Law Shield notes that a recent lawsuit filed in New Jersey by the Brady Campaign has potentially catastrophic effects for gun ownership in the state.
The Brady Campaign, joined by the Mercer County chapter of the Million Mom March, seeks to force the state attorney general to take the first step in the implementation of the Garden State’s 2002 “smart gun” law by submitting reports on the retail availability of “personalized handguns.”
The law says that every six months, the Attorney General must submit reports on the retail availability of “personalized handguns.” Once the Attorney General submits a report indicating that “personalized handguns” are available for retail sale, 24 months later the Attorney General must generate a list of such guns for purchase; six months after that (30 in total), no manufacturer, wholesaler or retailer can sell, assign or otherwise transfer any handgun unless it is a “personalized handgun” or antique handgun.
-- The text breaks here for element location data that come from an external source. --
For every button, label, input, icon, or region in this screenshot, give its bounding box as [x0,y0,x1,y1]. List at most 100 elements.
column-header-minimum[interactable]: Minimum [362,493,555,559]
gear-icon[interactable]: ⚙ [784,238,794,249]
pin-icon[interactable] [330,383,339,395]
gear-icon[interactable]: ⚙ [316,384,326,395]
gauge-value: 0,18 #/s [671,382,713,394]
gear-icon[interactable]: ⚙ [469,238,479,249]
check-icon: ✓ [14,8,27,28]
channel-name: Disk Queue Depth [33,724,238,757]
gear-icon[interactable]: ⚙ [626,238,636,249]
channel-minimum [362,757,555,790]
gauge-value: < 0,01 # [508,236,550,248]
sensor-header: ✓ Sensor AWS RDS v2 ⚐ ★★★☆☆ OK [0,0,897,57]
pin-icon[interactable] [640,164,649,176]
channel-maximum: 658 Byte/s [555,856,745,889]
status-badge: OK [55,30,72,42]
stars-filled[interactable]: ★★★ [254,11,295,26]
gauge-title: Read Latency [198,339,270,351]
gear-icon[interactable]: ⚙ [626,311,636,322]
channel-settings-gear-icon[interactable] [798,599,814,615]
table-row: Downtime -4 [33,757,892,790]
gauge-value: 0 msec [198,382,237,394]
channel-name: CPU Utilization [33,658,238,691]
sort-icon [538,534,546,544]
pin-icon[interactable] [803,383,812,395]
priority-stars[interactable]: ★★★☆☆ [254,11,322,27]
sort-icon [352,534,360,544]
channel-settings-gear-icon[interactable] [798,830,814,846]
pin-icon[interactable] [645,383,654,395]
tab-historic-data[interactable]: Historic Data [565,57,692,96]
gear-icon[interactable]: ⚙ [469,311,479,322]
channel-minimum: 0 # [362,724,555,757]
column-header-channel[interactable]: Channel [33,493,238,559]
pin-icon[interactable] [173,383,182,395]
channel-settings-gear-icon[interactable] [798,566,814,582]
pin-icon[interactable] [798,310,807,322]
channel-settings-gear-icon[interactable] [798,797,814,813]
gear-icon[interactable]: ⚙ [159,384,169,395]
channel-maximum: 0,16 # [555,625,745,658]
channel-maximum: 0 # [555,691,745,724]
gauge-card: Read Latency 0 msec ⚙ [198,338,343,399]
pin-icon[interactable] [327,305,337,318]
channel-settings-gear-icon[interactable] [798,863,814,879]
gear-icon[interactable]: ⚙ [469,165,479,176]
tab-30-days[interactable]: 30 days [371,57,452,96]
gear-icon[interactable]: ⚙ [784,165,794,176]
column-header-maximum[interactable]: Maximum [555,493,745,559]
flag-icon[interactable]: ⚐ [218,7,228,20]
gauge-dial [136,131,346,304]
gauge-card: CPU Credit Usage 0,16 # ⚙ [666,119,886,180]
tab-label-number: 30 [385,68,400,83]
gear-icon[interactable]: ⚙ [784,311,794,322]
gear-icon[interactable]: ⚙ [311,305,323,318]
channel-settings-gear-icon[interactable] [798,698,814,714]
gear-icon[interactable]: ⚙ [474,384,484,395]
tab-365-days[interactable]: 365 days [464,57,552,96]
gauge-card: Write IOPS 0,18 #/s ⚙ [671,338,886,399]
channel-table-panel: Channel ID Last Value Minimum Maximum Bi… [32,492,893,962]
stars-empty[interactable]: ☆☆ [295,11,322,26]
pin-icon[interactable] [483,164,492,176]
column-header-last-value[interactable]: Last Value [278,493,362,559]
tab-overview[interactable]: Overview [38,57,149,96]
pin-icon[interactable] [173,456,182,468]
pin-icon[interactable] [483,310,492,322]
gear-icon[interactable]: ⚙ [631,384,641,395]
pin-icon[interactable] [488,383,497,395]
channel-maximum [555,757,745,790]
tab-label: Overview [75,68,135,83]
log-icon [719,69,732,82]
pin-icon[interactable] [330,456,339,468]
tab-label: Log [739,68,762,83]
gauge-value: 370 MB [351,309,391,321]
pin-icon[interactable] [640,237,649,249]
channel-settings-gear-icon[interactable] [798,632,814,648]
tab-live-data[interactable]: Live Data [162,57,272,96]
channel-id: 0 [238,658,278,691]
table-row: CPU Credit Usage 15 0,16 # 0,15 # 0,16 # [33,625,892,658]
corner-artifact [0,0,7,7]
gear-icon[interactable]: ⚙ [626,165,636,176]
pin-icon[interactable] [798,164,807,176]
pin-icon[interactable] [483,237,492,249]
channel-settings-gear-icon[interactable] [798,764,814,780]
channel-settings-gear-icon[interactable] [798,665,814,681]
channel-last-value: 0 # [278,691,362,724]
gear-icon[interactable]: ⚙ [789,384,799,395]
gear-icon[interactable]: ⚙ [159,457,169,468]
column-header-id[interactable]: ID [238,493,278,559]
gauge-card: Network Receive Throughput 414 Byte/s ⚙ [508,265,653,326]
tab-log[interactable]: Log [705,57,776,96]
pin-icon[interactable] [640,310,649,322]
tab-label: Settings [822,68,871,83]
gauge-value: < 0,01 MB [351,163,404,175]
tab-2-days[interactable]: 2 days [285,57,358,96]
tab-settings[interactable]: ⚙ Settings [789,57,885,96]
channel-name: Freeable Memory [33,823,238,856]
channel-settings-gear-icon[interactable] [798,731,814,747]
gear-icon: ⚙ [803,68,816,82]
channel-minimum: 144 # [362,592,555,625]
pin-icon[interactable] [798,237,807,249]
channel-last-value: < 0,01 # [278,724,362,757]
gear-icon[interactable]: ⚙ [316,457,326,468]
Engage Armament, a Maryland gun store, also announced it would sell the iP1, but the store owner decided against it after he, too, heard from his customers.
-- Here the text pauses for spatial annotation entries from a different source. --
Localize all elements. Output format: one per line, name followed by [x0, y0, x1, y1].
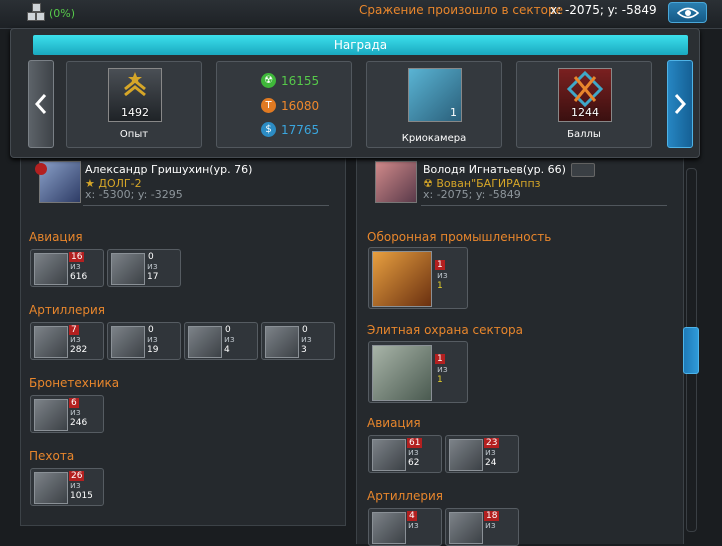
chevron-left-icon [35, 94, 47, 114]
experience-label: Опыт [119, 129, 149, 140]
scrollbar-thumb[interactable] [683, 327, 699, 374]
unit-image [372, 251, 432, 307]
category-title: Артиллерия [367, 489, 443, 503]
category-title: Бронетехника [29, 376, 120, 390]
category-title: Оборонная промышленность [367, 230, 552, 244]
cryochamber-icon: 1 [408, 68, 462, 122]
unit-image [372, 345, 432, 401]
player-coords[interactable]: x: -2075; y: -5849 [423, 188, 521, 201]
points-card: 1244 Баллы [516, 61, 652, 148]
rank-icon: 1492 [108, 68, 162, 122]
unit-image [449, 439, 483, 471]
unit-image [34, 326, 68, 358]
progress-percent: (0%) [49, 7, 76, 20]
points-value: 1244 [571, 106, 599, 119]
unit-card[interactable]: 7 из 282 [30, 322, 104, 360]
battle-coords[interactable]: x: -2075; y: -5849 [550, 3, 657, 17]
chevron-right-icon [674, 94, 686, 114]
unit-card[interactable]: 1 из 1 [368, 247, 468, 309]
unit-card[interactable]: 26 из 1015 [30, 468, 104, 506]
dice-icon [27, 3, 45, 21]
resources-card: ☢ 16155 T 16080 $ 17765 [216, 61, 352, 148]
category-title: Артиллерия [29, 303, 105, 317]
points-icon: 1244 [558, 68, 612, 122]
resource-radiation: ☢ 16155 [261, 73, 319, 88]
defender-panel: Володя Игнатьев(ур. 66) ☢ Вован"БАГИРАпп… [356, 150, 684, 546]
experience-card: 1492 Опыт [66, 61, 202, 148]
category-title: Авиация [367, 416, 421, 430]
experience-value: 1492 [121, 106, 149, 119]
unit-card[interactable]: 16 из 616 [30, 249, 104, 287]
unit-image [34, 253, 68, 285]
battle-message: Сражение произошло в секторе [359, 3, 563, 17]
credits-icon: $ [261, 122, 276, 137]
category-title: Пехота [29, 449, 75, 463]
player-name[interactable]: Володя Игнатьев(ур. 66) [423, 163, 566, 176]
unit-card[interactable]: 61 из 62 [368, 435, 442, 473]
player-coords[interactable]: x: -5300; y: -3295 [85, 188, 183, 201]
edit-icon[interactable] [571, 163, 595, 177]
unit-card[interactable]: 6 из 246 [30, 395, 104, 433]
cryo-count: 1 [450, 106, 457, 119]
unit-image [34, 472, 68, 504]
unit-card[interactable]: 0 из 3 [261, 322, 335, 360]
category-title: Элитная охрана сектора [367, 323, 524, 337]
unit-card[interactable]: 0 из 19 [107, 322, 181, 360]
cryo-card: 1 Криокамера [366, 61, 502, 148]
unit-card[interactable]: 0 из 17 [107, 249, 181, 287]
radiation-icon: ☢ [261, 73, 276, 88]
reward-title: Награда [33, 35, 688, 55]
divider [83, 205, 329, 206]
unit-image [372, 439, 406, 471]
resource-credits: $ 17765 [261, 122, 319, 137]
divider [421, 205, 667, 206]
unit-image [111, 253, 145, 285]
unit-image [111, 326, 145, 358]
eye-icon [676, 7, 699, 18]
category-title: Авиация [29, 230, 83, 244]
unit-card[interactable]: 0 из 4 [184, 322, 258, 360]
avatar[interactable] [375, 161, 417, 203]
titanium-icon: T [261, 98, 276, 113]
alliance-badge-icon [35, 163, 47, 175]
resource-titanium: T 16080 [261, 98, 319, 113]
next-arrow-button[interactable] [667, 60, 693, 148]
unit-image [449, 512, 483, 544]
unit-image [265, 326, 299, 358]
prev-arrow-button[interactable] [28, 60, 54, 148]
attacker-panel: Александр Гришухин(ур. 76) ★ ДОЛГ-2 x: -… [20, 150, 346, 526]
unit-card[interactable]: 1 из 1 [368, 341, 468, 403]
points-label: Баллы [567, 129, 601, 140]
cryo-label: Криокамера [401, 133, 467, 144]
player-name[interactable]: Александр Гришухин(ур. 76) [85, 163, 252, 176]
unit-image [188, 326, 222, 358]
unit-image [34, 399, 68, 431]
unit-card[interactable]: 23 из 24 [445, 435, 519, 473]
reward-panel: Награда 1492 Опыт ☢ 16155 T 16080 $ 1776… [10, 28, 700, 158]
view-button[interactable] [668, 2, 707, 23]
top-bar: (0%) Сражение произошло в секторе x: -20… [0, 0, 722, 29]
unit-card[interactable]: 18 из [445, 508, 519, 546]
unit-image [372, 512, 406, 544]
unit-card[interactable]: 4 из [368, 508, 442, 546]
In both cases, gun owners correctly saw the iP1 as a threat to conventional armament in gun-hostile states. This is because the New Jersey law defined “retail availability” as: “at least one manufacturer delivering at least one production model of a personalized handgun to a registered or licensed wholesale or retail dealer in New Jersey or any other state.”
The Citizens Committee for the Right to Keep and Bear Arms calls the Brady suit “a back-door gun ban,” and we’re inclined to agree. It could ultimately lead to an end of consumer choice in the purchase or sale of handguns, in New Jersey, unless they incorporate whatever “smart gun” technology exists.
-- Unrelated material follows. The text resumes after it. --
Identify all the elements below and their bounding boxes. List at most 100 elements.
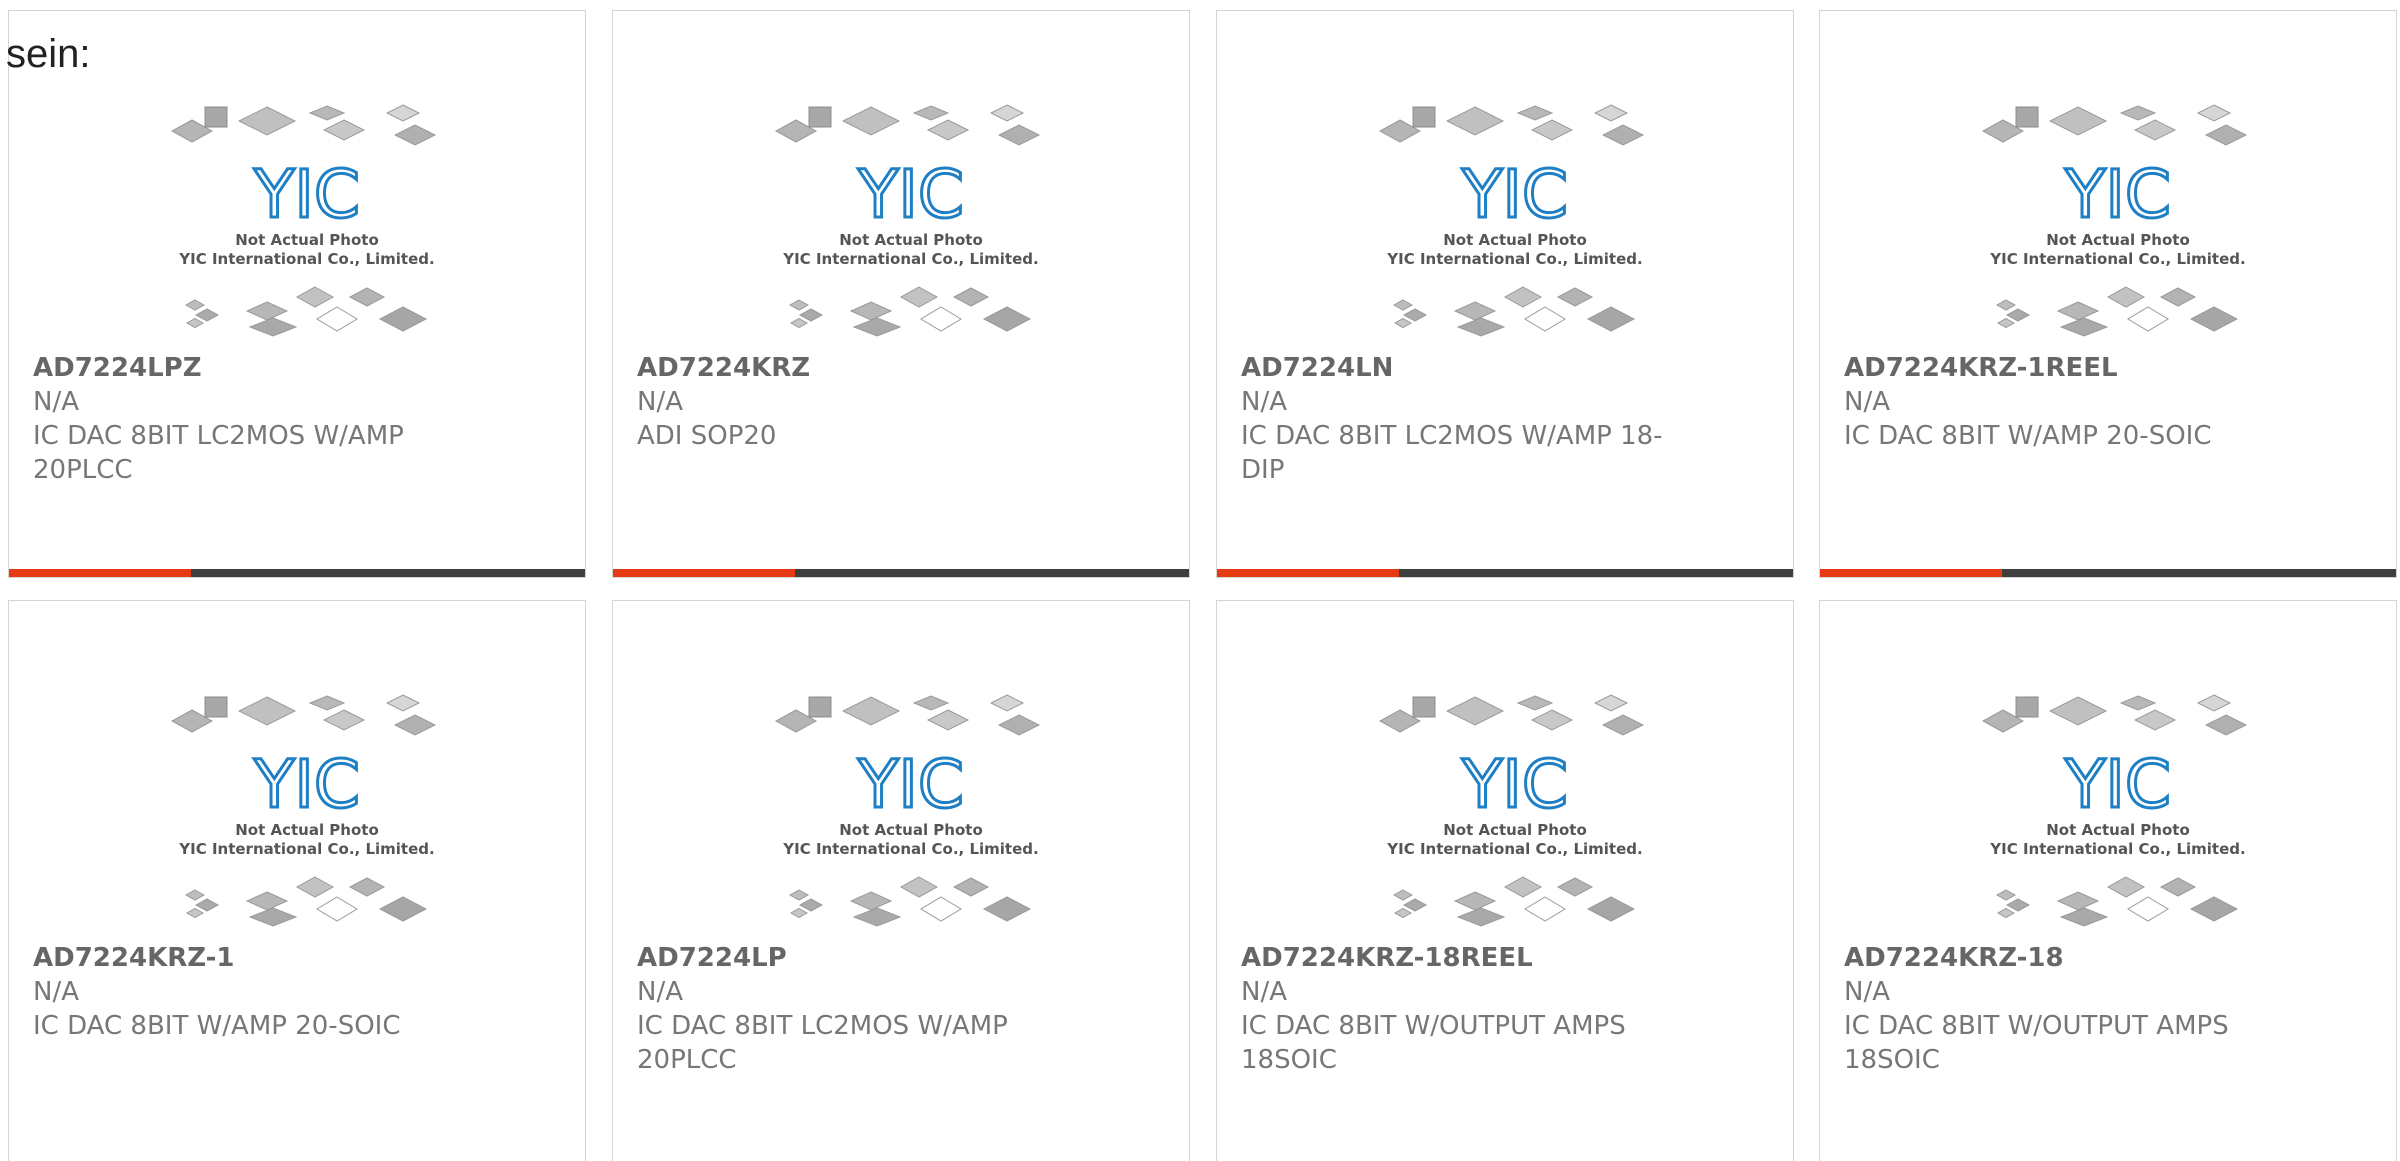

Scott Bach, executive director of the Association of New Jersey Rifle and Pistol Clubs, said New Jersey’s smart-gun law “forces you to use an unproven technology to defend your life, and then exempts the state from liability when the gun goes ‘click’ instead of ‘bang.’ If it’s such a great idea, then law enforcement shouldn’t be exempt, and the free market should be able to determine its viability.”